Dall’anno scorso quindi, ritorno al minimalismo. Una telecamera, un bravo inviato come Pietro Colnago, le interviste ai giocatori, tre collegamenti con Sky Sport 24, qualche immagine rigorosamente con la monocamera dai campi laterali. E lo studio a Milano, dove Stefano Meloccaro da garbato padrone di casa intratteneva amabilmente ospiti e spettatori. Tutto molto essenziale.
Quest’anno però, Sky ha cambiato registro, avviando una sorta di sperimentazione che ha l’aria di essere più che promettente.

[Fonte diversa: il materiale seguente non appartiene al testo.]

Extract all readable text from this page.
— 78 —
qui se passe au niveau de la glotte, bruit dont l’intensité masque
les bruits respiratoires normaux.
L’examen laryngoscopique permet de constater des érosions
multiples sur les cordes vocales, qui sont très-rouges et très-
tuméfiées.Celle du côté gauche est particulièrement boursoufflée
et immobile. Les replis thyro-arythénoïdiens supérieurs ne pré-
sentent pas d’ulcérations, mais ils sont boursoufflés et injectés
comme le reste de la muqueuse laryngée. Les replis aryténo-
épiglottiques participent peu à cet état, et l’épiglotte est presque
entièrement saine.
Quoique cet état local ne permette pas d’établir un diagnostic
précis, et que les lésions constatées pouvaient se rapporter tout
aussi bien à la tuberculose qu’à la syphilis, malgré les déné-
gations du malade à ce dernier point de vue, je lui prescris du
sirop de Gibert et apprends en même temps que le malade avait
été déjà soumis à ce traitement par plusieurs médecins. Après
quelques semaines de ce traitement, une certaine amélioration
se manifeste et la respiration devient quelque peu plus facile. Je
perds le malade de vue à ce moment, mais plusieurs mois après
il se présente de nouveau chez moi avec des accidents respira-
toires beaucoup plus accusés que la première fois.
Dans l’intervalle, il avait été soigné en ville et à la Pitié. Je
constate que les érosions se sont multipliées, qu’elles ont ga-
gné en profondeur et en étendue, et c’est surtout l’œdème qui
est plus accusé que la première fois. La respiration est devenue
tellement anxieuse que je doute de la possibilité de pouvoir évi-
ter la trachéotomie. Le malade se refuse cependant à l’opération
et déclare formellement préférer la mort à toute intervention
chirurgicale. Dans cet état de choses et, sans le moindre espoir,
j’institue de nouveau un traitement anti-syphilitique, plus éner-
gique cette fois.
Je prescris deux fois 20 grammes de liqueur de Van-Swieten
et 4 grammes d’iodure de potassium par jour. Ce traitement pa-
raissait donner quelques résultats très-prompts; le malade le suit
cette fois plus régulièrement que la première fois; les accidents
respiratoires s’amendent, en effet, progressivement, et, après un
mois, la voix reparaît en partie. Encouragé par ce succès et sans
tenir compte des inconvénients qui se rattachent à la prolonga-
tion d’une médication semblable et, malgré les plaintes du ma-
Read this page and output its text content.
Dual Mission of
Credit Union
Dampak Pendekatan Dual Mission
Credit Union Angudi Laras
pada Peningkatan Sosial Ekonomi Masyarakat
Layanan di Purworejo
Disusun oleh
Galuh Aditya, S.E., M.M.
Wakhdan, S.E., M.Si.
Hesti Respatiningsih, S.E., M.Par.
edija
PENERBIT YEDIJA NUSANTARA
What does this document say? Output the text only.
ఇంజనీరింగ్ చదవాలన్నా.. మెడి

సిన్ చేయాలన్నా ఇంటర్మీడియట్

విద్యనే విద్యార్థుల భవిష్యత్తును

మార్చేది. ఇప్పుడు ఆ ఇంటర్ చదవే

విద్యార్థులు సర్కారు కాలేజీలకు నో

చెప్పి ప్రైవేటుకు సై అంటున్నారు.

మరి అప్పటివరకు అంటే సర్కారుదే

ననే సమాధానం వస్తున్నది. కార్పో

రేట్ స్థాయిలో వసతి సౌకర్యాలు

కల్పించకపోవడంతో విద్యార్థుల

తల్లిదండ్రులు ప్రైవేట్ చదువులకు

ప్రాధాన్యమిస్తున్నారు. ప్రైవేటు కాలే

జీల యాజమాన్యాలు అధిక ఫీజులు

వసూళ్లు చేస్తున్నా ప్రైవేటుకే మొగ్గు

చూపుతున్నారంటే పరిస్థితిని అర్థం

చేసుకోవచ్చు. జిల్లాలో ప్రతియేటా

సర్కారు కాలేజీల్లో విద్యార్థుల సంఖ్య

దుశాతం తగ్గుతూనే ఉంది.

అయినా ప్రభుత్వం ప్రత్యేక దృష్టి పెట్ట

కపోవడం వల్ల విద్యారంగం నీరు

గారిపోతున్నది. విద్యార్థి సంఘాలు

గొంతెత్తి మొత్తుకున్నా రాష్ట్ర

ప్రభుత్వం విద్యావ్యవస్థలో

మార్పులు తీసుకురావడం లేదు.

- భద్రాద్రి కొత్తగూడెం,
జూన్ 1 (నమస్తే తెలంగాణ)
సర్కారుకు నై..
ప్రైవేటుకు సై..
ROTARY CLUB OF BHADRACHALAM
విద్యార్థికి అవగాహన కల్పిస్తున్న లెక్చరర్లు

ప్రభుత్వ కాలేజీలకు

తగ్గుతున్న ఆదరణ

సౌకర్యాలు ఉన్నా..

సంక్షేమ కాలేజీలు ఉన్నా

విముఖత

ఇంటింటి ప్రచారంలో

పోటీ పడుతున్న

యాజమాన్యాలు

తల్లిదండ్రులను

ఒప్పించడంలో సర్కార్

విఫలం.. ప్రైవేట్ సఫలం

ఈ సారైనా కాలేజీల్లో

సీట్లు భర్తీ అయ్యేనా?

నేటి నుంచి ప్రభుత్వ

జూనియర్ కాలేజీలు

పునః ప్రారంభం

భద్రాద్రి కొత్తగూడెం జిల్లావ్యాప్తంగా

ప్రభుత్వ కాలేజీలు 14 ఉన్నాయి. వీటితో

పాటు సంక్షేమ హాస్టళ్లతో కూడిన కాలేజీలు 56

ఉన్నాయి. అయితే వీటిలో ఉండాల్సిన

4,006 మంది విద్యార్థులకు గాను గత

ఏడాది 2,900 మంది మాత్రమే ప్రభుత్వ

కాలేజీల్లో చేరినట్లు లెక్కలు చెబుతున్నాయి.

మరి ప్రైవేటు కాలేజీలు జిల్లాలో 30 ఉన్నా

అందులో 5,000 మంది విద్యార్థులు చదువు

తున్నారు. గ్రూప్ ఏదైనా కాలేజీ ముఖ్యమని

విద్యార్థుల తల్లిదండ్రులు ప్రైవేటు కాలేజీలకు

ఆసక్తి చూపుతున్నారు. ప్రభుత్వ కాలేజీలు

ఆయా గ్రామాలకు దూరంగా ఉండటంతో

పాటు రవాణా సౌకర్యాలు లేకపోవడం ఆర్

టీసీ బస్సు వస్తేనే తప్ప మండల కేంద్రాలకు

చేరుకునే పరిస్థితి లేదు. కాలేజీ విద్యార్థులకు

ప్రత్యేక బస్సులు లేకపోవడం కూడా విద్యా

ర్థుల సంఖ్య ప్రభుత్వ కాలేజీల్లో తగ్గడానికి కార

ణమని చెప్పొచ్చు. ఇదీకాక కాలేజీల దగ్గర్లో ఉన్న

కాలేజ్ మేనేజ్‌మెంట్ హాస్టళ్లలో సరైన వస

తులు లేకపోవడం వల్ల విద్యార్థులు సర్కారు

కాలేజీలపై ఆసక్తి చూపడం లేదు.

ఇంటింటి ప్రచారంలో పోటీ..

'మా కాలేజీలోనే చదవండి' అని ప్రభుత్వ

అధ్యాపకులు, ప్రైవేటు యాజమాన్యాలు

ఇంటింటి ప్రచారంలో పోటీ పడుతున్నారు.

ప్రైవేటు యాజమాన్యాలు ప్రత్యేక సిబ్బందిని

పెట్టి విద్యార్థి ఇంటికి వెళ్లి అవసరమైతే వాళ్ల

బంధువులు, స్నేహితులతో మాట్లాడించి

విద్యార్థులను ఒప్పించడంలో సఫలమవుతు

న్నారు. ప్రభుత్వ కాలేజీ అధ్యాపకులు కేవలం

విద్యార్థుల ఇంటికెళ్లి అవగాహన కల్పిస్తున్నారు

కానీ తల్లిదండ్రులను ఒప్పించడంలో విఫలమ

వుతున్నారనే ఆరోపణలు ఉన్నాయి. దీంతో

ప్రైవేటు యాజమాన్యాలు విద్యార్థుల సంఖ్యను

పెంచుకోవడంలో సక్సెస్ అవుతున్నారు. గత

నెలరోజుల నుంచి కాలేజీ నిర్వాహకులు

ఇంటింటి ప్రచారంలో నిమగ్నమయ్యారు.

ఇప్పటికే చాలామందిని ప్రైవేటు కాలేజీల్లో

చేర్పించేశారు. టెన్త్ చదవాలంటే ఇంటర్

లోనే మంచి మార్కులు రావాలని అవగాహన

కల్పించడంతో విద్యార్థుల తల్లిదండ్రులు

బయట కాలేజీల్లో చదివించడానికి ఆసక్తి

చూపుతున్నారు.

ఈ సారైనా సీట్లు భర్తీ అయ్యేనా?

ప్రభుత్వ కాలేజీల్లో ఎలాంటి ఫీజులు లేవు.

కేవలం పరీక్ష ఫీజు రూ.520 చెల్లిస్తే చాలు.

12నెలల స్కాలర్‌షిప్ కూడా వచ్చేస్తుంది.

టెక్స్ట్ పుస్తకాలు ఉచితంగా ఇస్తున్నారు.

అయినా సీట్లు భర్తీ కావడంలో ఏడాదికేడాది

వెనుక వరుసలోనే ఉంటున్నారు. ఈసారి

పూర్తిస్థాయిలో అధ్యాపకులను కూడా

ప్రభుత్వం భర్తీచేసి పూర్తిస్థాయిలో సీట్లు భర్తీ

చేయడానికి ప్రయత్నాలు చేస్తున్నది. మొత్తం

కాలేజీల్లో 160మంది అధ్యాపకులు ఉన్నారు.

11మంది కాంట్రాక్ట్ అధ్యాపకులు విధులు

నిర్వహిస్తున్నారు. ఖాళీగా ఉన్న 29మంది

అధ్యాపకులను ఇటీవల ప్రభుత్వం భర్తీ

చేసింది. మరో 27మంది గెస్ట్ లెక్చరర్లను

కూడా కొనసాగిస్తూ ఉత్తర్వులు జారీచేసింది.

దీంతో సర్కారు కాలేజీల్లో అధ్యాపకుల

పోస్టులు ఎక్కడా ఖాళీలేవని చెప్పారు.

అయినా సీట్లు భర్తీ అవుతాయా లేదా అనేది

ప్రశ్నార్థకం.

Intanto le telecamere sono diventate quattro: tre 5D e una GoPro in grado di girare delle splendide immagini panoramiche. Alla troupe EMG, specializzata in News, si è sostituita una troupe più, diciamo così, “artistica”, a proprio agio con delle riprese più cinematografiche formata da Vito Custodero, Alessandro Mattiolo e Simone Spada.

 

Ma Sky non si è fermata qui.

Da quest’anno ha infatti introdotto il “Ljubotime“, con lo scoppiettante Ivan, allenatore di Raonic insieme a Riccardo Piatti, che in 150 secondi analizza il match della giornata. E poi Stefano Meloccaro, che in fondo è il Wilander italiano, al netto di qualche slam ma soprattutto di qualche pronostico meno avventato. Stefano è finalmente tornato a Wimbledon, e questo non poteva che trasformare le interviste in piacevoli semi-chiacchierate.

Qualche risultato lo avrete visto. Le interviste che sono diventate degli approfondimenti; servizi sfiziosi come quello col giardiniere capo di Wimbledon un’ora prima dell’ingresso in campo dei giocatori; la splendida passeggiata nel corridoio che porta dal campo all’ingresso principale del centre court, dove campeggia quella nota strofa di Kipling e da dove il vincitore, non più di mezzora dopo aver giocato il match point, mostra la coppa ai festanti tifosi che affollano l’All England Club.
Ma coordinato da Giuseppe Marzo il gruppo di Sky non intende fermarsi qui. L’obiettivo di lungo periodo è quello di tornare a trasmettere da “Studio Wimbledon” direttamente da Church Road. Bertolucci si prepari, quei capelli dovranno sventolare ancora.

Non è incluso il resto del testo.